Since I needed to make almond milk today, I thought I’d put that in the picture too. It is being strained through a nut bag after being blitzed in my high speed blender. I use 1 cup raw almonds (shelled, but with the brown skins still on) and 4 cups filtered water. I used to make the almond milk with blanched almonds but I find the raw ones make the milk more creamy (and not such a bright white colour either), and you get more goodness from the skins, with the added bonus that they are quite a bit cheaper too. I buy them in bulk. Once I have squeezed as much milk as I can from the pulp, I use the pulp to cook with in various recipes. I normally make almond milk either every day or every other day depending on how much we’ve used, and I can’t keep up with the amount of pulp I’m generating, so unfortunately I end up throwing quite a bit away, which rather goes against the grain. I need to find some more recipes to use it, but I don’t always have the time to do huge amounts of cooking, let alone having sufficient energy! Doing what my hubby calls my “liquids” – he makes it sound like the product of a mad scientist’s laboratory! – takes up quite a lot of time. I do my rehydration/electrolyte drink daily, as well as two sorts of kefir now (dairy and almond milk), the almond milk nearly every day, and the kombucha every week, so it’s all fairly labour intensive.

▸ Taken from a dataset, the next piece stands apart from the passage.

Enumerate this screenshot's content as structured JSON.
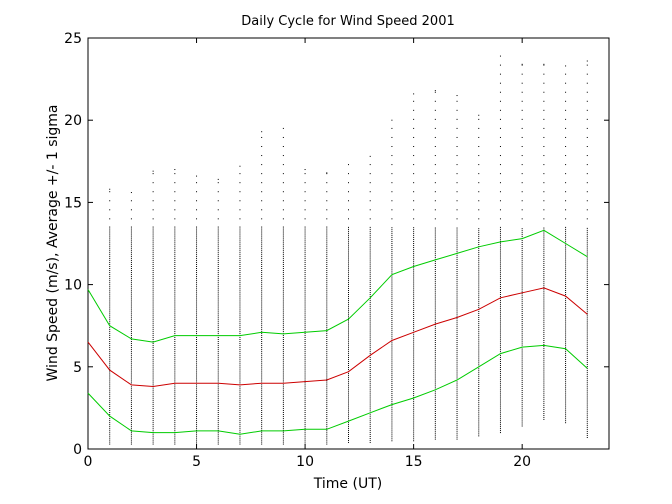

I am buying a lot less dairy milk than I used to. We are still not 100% plant based because I haven’t yet managed to get round to perfecting a decent recipe for almond milk yoghurt. The problem with nut milk is that although it will ferment well, for yoghurt or for kefir, the process will not thicken it. With the kefir this doesn’t matter because you drink it anyway, but for yoghurt you have to add something to thicken it. My first attempt involved adding agar agar (a natural gelling substance derived from seaweed) which is quite a bit more powerful than gelatine, and the yoghurt came out like really stiff blancmange – memories of “shape” pudding when I was a child! I’ve been too busy to settle down and try some different methods, so in the meantime I am continuing to make yoghurt and kefir from normal dairy milk.